BURKINA FASO
El 7 de octubre de 1999, un equipo de Clérigos de San Viator, compuesto por un haitiano y cuatro canadienses, dio el paso con audacia y determinación hacia una nueva aventura misionera en África Occidental. Tras un viaje de 24 horas, llegaron a Uagadugú, la capital del país, donde descubrieron una nueva cultura, costumbres, vestimentas y un clima muy diferente. Un miembro recuerda esta declaración del equipo: “¡En nombre de Cristo, dejadnos abrir los caminos del Evangelio!”.
Después de veintiséis años de presencia en este país tan acogedor y cálido, sí, podemos decir que los caminos con sabor evangélico están abiertos ante nosotros y que, evidentemente, el Señor se nos adelantó. La Comunidad cuenta actualmente con 37 religiosos africanos, un religioso canadiense, un religioso haitiano, tres novicios y tres postulantes.
Gracias al apoyo de los Viatores de Canadá y de otros países, de varias ONG, padres, amigos y benefactores, tenemos ahora la responsabilidad de cuatro colegios (Lycées) que reúnen a 4575 alumnos en este curso escolar 2025-2026 en Uagadugú, Saaba, Banfora, Boassa y Bagré. El obispo de Banfora también nos confió la responsabilidad de una nueva parroquia, en 2004, bajo el nombre de nuestro santo patrón.
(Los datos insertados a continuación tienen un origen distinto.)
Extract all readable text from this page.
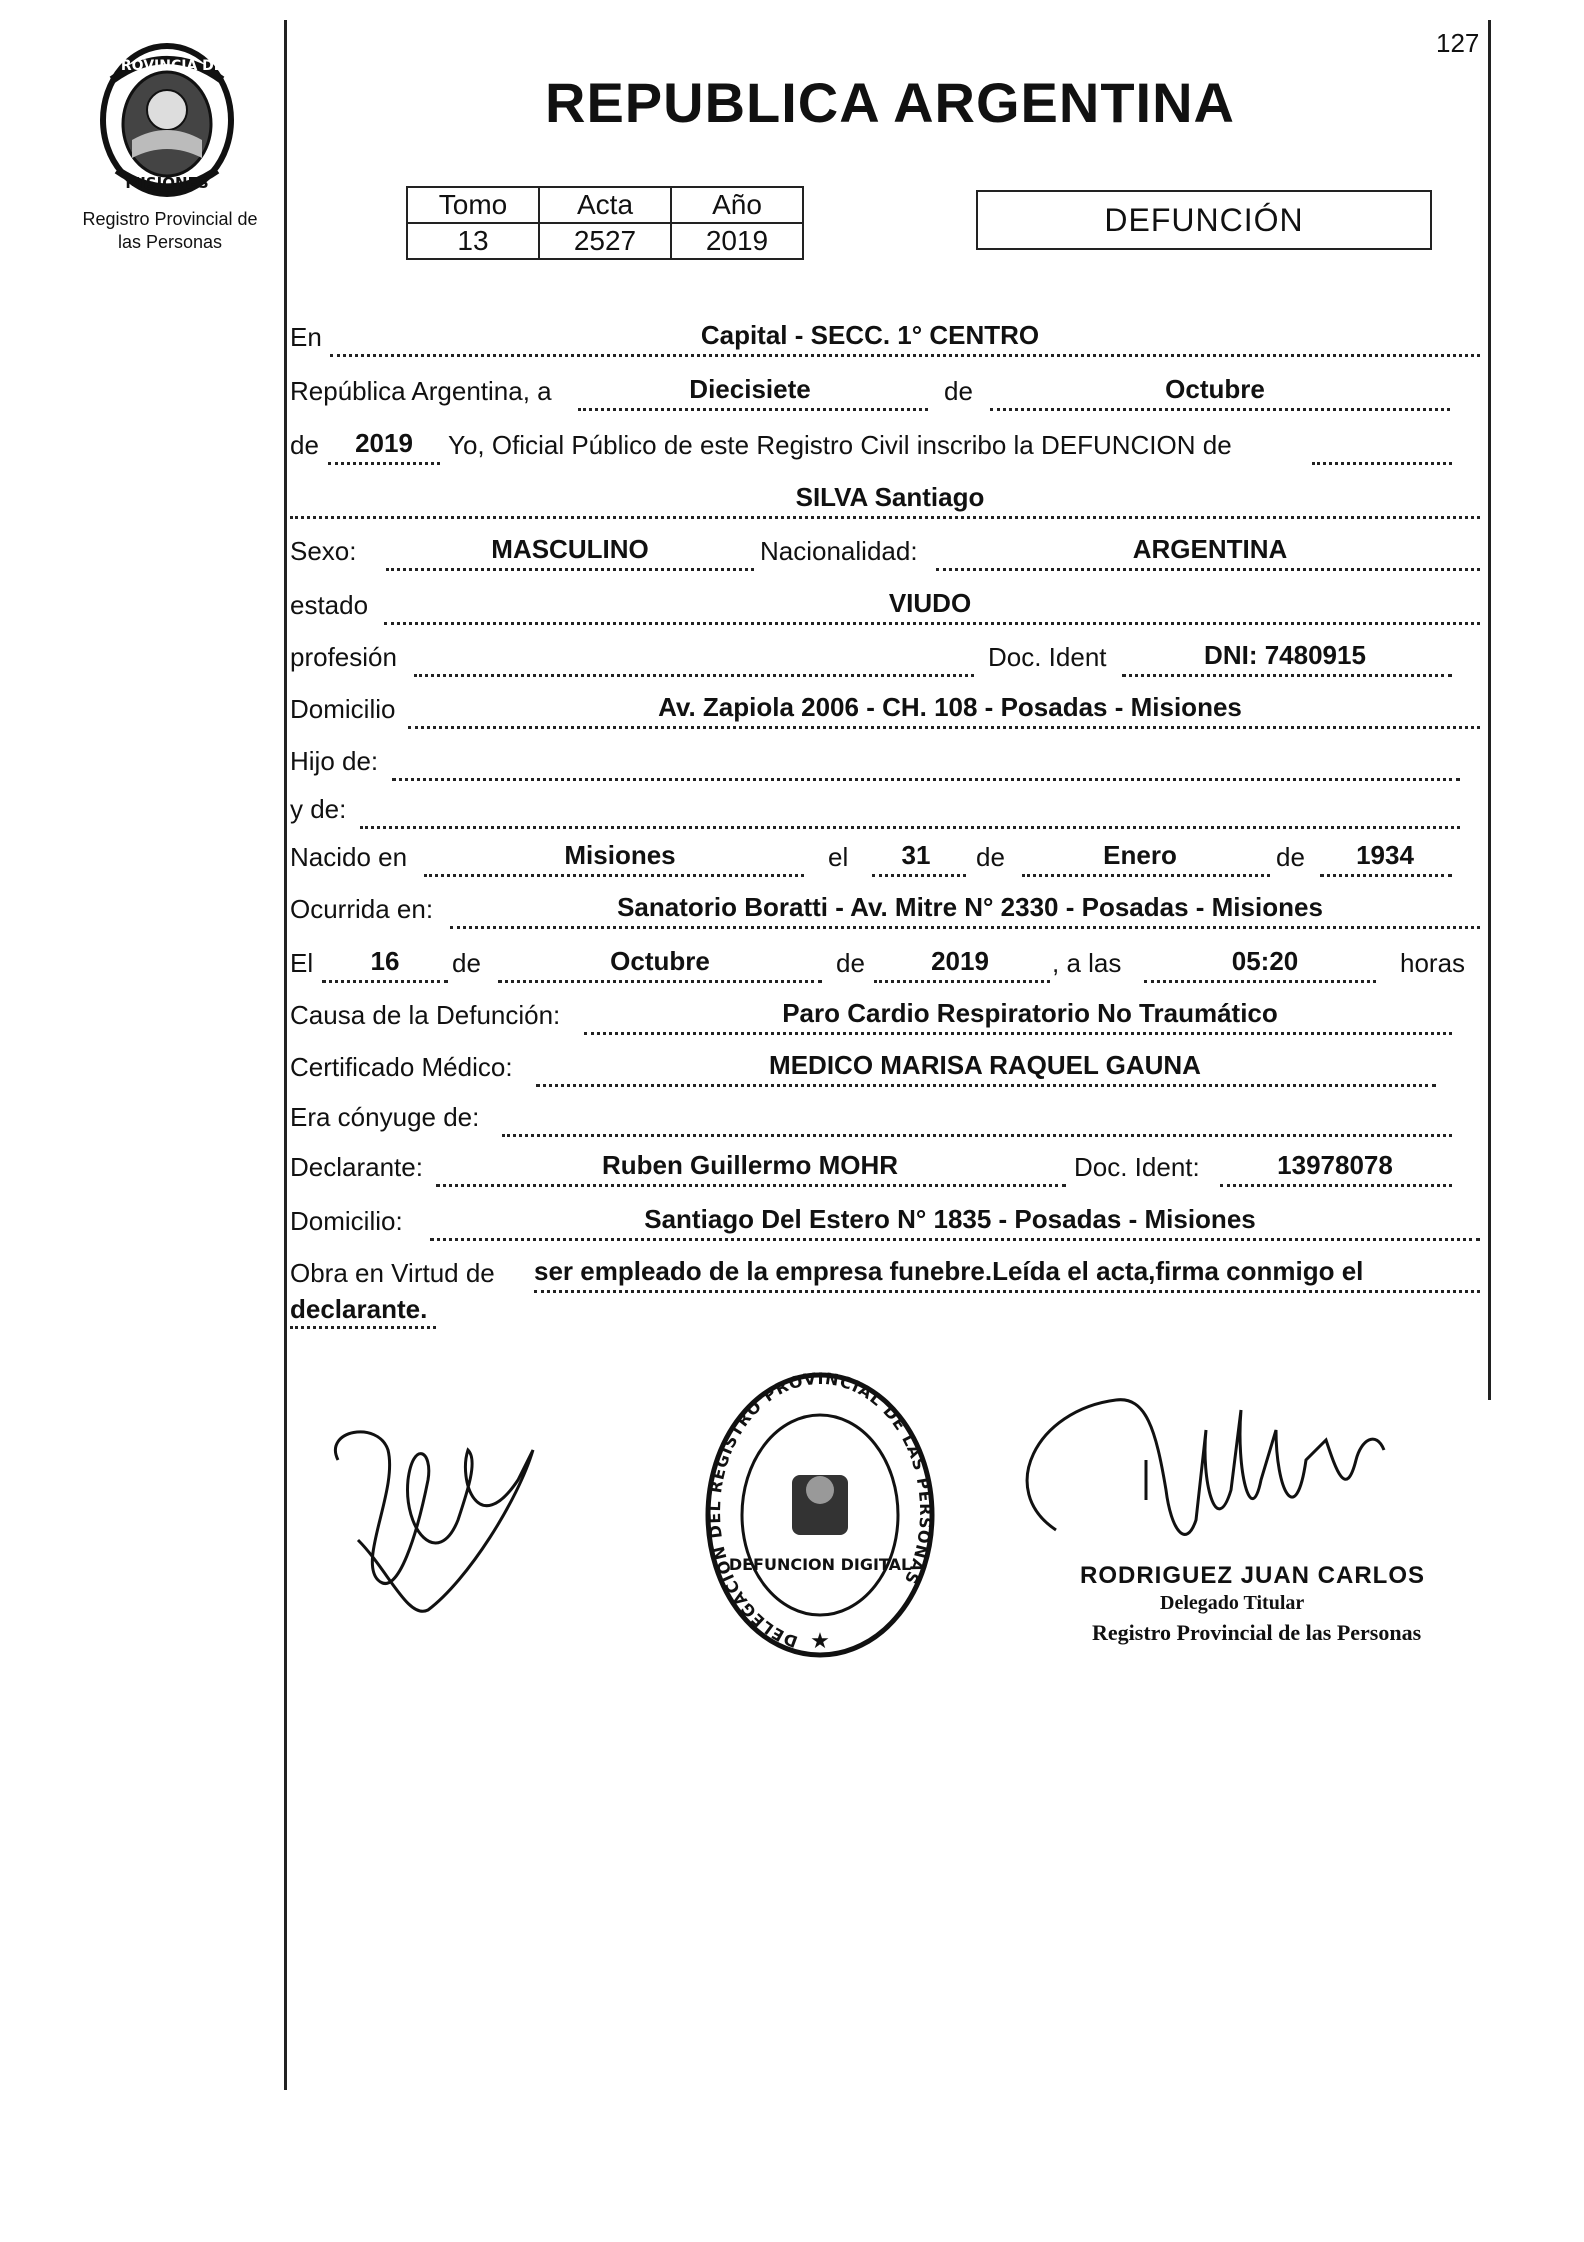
127
PROVINCIA DE
MISIONES
Registro Provincial de
las Personas
REPUBLICA ARGENTINA
Tomo	Acta	Año
13	2527	2019
DEFUNCIÓN
En	Capital - SECC. 1° CENTRO
República Argentina, a	Diecisiete	de	Octubre
de	2019	Yo, Oficial Público de este Registro Civil inscribo la DEFUNCION de
SILVA Santiago
Sexo:	MASCULINO	Nacionalidad:	ARGENTINA
estado	VIUDO
profesión	Doc. Ident	DNI: 7480915
Domicilio	Av. Zapiola 2006 - CH. 108 - Posadas - Misiones
Hijo de:
y de:
Nacido en	Misiones	el	31	de	Enero	de	1934
Ocurrida en:	Sanatorio Boratti - Av. Mitre N° 2330 - Posadas - Misiones
El	16	de	Octubre	de	2019	, a las	05:20	horas
Causa de la Defunción:	Paro Cardio Respiratorio No Traumático
Certificado Médico:	MEDICO MARISA RAQUEL GAUNA
Era cónyuge de:
Declarante:	Ruben Guillermo MOHR	Doc. Ident:	13978078
Domicilio:	Santiago Del Estero N° 1835 - Posadas - Misiones
Obra en Virtud de ser empleado de la empresa funebre.Leída el acta,firma conmigo el
declarante.
DELEGACION DEL REGISTRO PROVINCIAL DE LAS PERSONAS
DEFUNCION DIGITAL
★
RODRIGUEZ JUAN CARLOS
Delegado Titular
Registro Provincial de las Personas
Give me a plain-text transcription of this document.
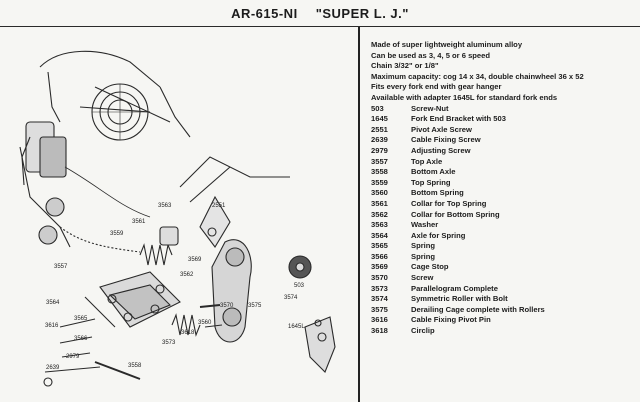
AR-615-NI "SUPER L. J."
3563	2551
3561
3559
3557
3569
3562
3574
3564
3565
3566
3616
2979
2639	3558
3573
3618
3560
3570 3575
503
1645L
Made of super lightweight aluminum alloy
Can be used as 3, 4, 5 or 6 speed
Chain 3/32" or 1/8"
Maximum capacity: cog 14 x 34, double chainwheel 36 x 52
Fits every fork end with gear hanger
Available with adapter 1645L for standard fork ends
503	Screw-Nut
1645	Fork End Bracket with 503
2551	Pivot Axle Screw
2639	Cable Fixing Screw
2979	Adjusting Screw
3557	Top Axle
3558	Bottom Axle
3559	Top Spring
3560	Bottom Spring
3561	Collar for Top Spring
3562	Collar for Bottom Spring
3563	Washer
3564	Axle for Spring
3565	Spring
3566	Spring
3569	Cage Stop
3570	Screw
3573	Parallelogram Complete
3574	Symmetric Roller with Bolt
3575	Derailing Cage complete with Rollers
3616	Cable Fixing Pivot Pin
3618	Circlip
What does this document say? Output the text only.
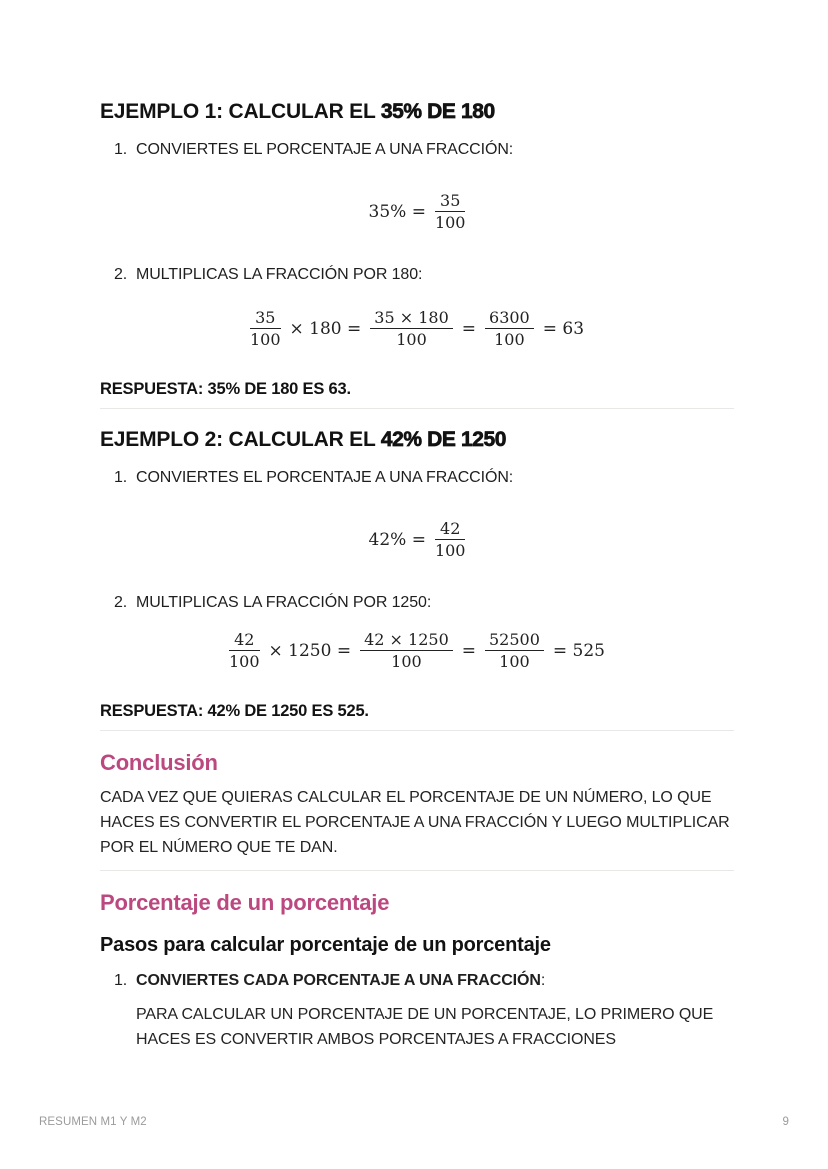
EJEMPLO 1: CALCULAR EL 35% DE 180
1. CONVIERTES EL PORCENTAJE A UNA FRACCIÓN:
$35\% = \frac{35}{100}$
2. MULTIPLICAS LA FRACCIÓN POR 180:
$\frac{35}{100} \times 180 = \frac{35 \times 180}{100} = \frac{6300}{100} = 63$

RESPUESTA: 35% DE 180 ES 63.

EJEMPLO 2: CALCULAR EL 42% DE 1250
1. CONVIERTES EL PORCENTAJE A UNA FRACCIÓN:
$42\% = \frac{42}{100}$
2. MULTIPLICAS LA FRACCIÓN POR 1250:
$\frac{42}{100} \times 1250 = \frac{42 \times 1250}{100} = \frac{52500}{100} = 525$

RESPUESTA: 42% DE 1250 ES 525.

Conclusión

CADA VEZ QUE QUIERAS CALCULAR EL PORCENTAJE DE UN NÚMERO, LO QUE HACES ES CONVERTIR EL PORCENTAJE A UNA FRACCIÓN Y LUEGO MULTIPLICAR POR EL NÚMERO QUE TE DAN.

Porcentaje de un porcentaje
Pasos para calcular porcentaje de un porcentaje
1. CONVIERTES CADA PORCENTAJE A UNA FRACCIÓN:

PARA CALCULAR UN PORCENTAJE DE UN PORCENTAJE, LO PRIMERO QUE HACES ES CONVERTIR AMBOS PORCENTAJES A FRACCIONES

RESUMEN M1 Y M2	9
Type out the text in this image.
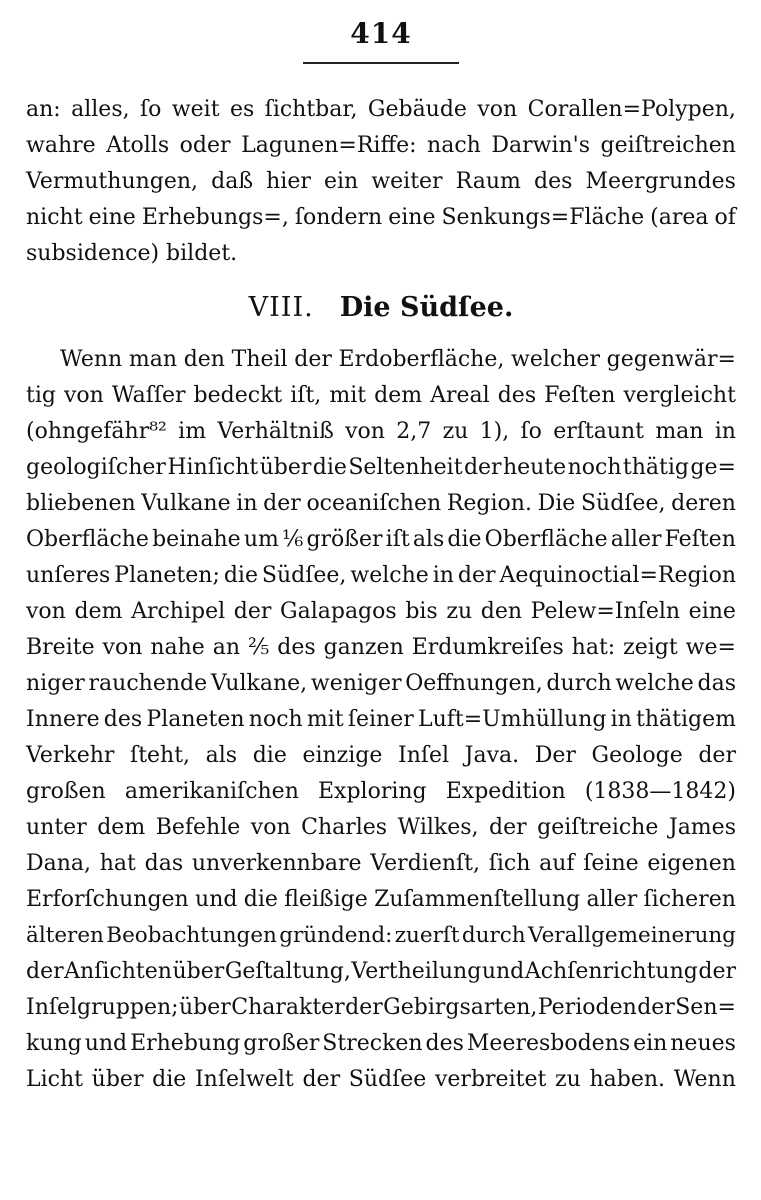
414
an: alles, ſo weit es ſichtbar, Gebäude von Corallen=Polypen,
wahre Atolls oder Lagunen=Riffe: nach Darwin's geiſtreichen
Vermuthungen, daß hier ein weiter Raum des Meergrundes
nicht eine Erhebungs=, ſondern eine Senkungs=Fläche (area of
subsidence) bildet.
VIII. Die Südſee.
Wenn man den Theil der Erdoberfläche, welcher gegenwär=
tig von Waſſer bedeckt iſt, mit dem Areal des Feſten vergleicht
(ohngefähr⁸² im Verhältniß von 2,7 zu 1), ſo erſtaunt man in
geologiſcher Hinſicht über die Seltenheit der heute noch thätig ge=
bliebenen Vulkane in der oceaniſchen Region. Die Südſee, deren
Oberfläche beinahe um ⅙ größer iſt als die Oberfläche aller Feſten
unſeres Planeten; die Südſee, welche in der Aequinoctial=Region
von dem Archipel der Galapagos bis zu den Pelew=Inſeln eine
Breite von nahe an ⅖ des ganzen Erdumkreiſes hat: zeigt we=
niger rauchende Vulkane, weniger Oeffnungen, durch welche das
Innere des Planeten noch mit ſeiner Luft=Umhüllung in thätigem
Verkehr ſteht, als die einzige Inſel Java. Der Geologe der
großen amerikaniſchen Exploring Expedition (1838—1842)
unter dem Befehle von Charles Wilkes, der geiſtreiche James
Dana, hat das unverkennbare Verdienſt, ſich auf ſeine eigenen
Erforſchungen und die fleißige Zuſammenſtellung aller ſicheren
älteren Beobachtungen gründend: zuerſt durch Verallgemeinerung
der Anſichten über Geſtaltung, Vertheilung und Achſenrichtung der
Inſelgruppen; über Charakter der Gebirgsarten, Perioden der Sen=
kung und Erhebung großer Strecken des Meeresbodens ein neues
Licht über die Inſelwelt der Südſee verbreitet zu haben. Wenn
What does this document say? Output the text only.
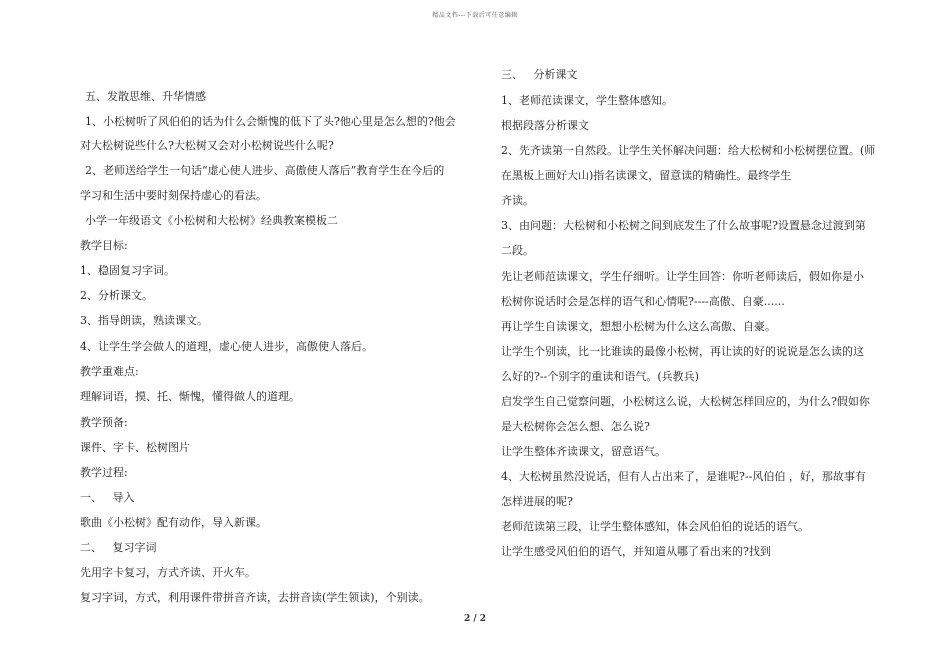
精品文档---下载后可任意编辑
五、发散思维、升华情感
1、小松树听了风伯伯的话为什么会惭愧的低下了头?他心里是怎么想的?他会
对大松树说些什么?大松树又会对小松树说些什么呢?
2、老师送给学生一句话“虚心使人进步、高傲使人落后”教育学生在今后的
学习和生活中要时刻保持虚心的看法。
小学一年级语文《小松树和大松树》经典教案模板二
教学目标:
1、稳固复习字词。
2、分析课文。
3、指导朗读，熟读课文。
4、让学生学会做人的道理，虚心使人进步，高傲使人落后。
教学重难点:
理解词语，摸、托、惭愧，懂得做人的道理。
教学预备:
课件、字卡、松树图片
教学过程:
一、   导入
歌曲《小松树》配有动作，导入新课。
二、   复习字词
先用字卡复习，方式齐读、开火车。
复习字词，方式，利用课件带拼音齐读，去拼音读(学生领读)，个别读。
三、   分析课文
1、老师范读课文，学生整体感知。
根据段落分析课文
2、先齐读第一自然段。让学生关怀解决问题：给大松树和小松树摆位置。(师
在黑板上画好大山)指名读课文，留意读的精确性。最终学生
齐读。
3、由问题：大松树和小松树之间到底发生了什么故事呢?设置悬念过渡到第
二段。
先让老师范读课文，学生仔细听。让学生回答：你听老师读后，假如你是小
松树你说话时会是怎样的语气和心情呢?----高傲、自豪......
再让学生自读课文，想想小松树为什么这么高傲、自豪。
让学生个别读，比一比谁读的最像小松树，再让读的好的说说是怎么读的这
么好的?--个别字的重读和语气。(兵教兵)
启发学生自己觉察问题，小松树这么说，大松树怎样回应的，为什么?假如你
是大松树你会怎么想、怎么说?
让学生整体齐读课文，留意语气。
4、大松树虽然没说话，但有人占出来了，是谁呢?--风伯伯 ，好，那故事有
怎样进展的呢?
老师范读第三段，让学生整体感知，体会风伯伯的说话的语气。
让学生感受风伯伯的语气，并知道从哪了看出来的?找到
2 / 2
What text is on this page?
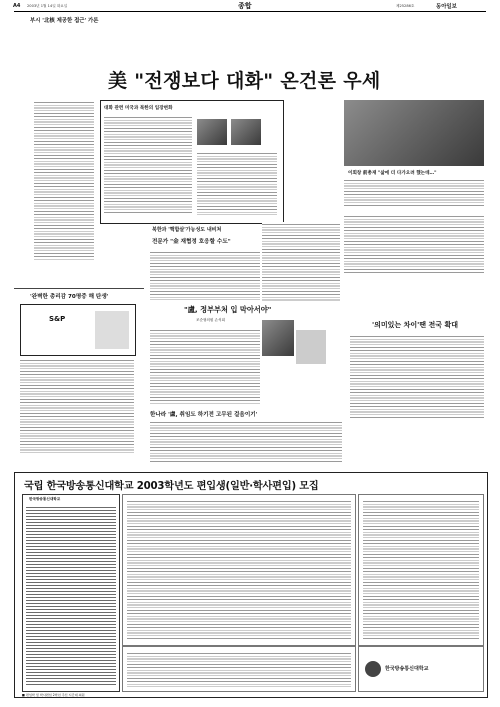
A4 2003년 1월 14일 화요일	종합	제25286호	동아일보
부시 '北核 제공한 접근' 가론
美 "전쟁보다 대화" 온건론 우세
대화 관련 미국과 북한의 입장변화
이회창 前총재 "삶에 더 다가오려 했는데…"
북한과 '핵합살'가능성도 내비쳐
전문가 "金 재협정 호응할 수도"
'완벽한 총리감 70명중 해 탄생'
S&P
"盧, 정부부처 입 막아서야"
조순형의원 손석희
'의미있는 차이'땐 전국 확대
한나라 '盧, 취임도 하기전 고무된 걸음이기'
국립 한국방송통신대학교 2003학년도 편입생(일반·학사편입) 모집
한국방송통신대학교
■ 편입학 및 학사편입 2학년 주신 시간대 의원
한국방송통신대학교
Desde 2020, se construyó una residencia para estudiantes viatores en Saaba, que permite acoger también a otros religiosos y sacerdotes diocesanos en formación en algunas universidades de la capital.
Y en las afueras de la capital, en Bagraogo, un noviciado y un centro de acogida nacieron en enero de 2025 para la formación y para las necesidades de la comunidad y de los habitantes de la región.
Tras solo un siglo de evangelización, la Iglesia-Familia está bien implantada en este país de África Occidental. Es viva, dinámica e inculturada en las costumbres locales. Por ejemplo, en Burkina Faso, es habitual pedir “las noticias” a los visitantes que se presentan, después de haber ofrecido el tradicional vaso de agua. Las noticias se dan sentados. Esta costumbre se aplica también a las celebraciones eucarísticas donde, en el momento de la lectura del Evangelio, se invita a la asamblea a sentarse para escuchar la Buena Nueva.
En África, es importante celebrar nuestra fe con belleza y alegría. El tiempo no cuenta. Por eso, durante la liturgia, suele haber danzas tradicionales y procesiones acompañadas de cantos rítmicos y sostenidas por el sonido de los djembés, balafones, koras y xilófonos. A menudo, hay tantas personas fuera de la iglesia como en el interior por falta de espacio.
¡Sí! En nombre de Cristo, el camino recorrido permite esperar la continuación de la misión viatoriana en la “Tierra de los Hombres Íntegros”. Ya sea en el suelo árido del norte del país o en el granero verde más al sur, el corazón de esta población sigue siendo receptivo, acogedor y abierto a la palabra de Dios vivida, profundizada y celebrada. Sin duda, al ver los resultados de la vitalidad de la Iglesia-Familia en Burkina Faso (vocaciones sacerdotales, masculinas y femeninas) y a las madres y padres catequistas, se dibuja una continuidad segura para el futuro de la misión de evangelización en Burkina Faso.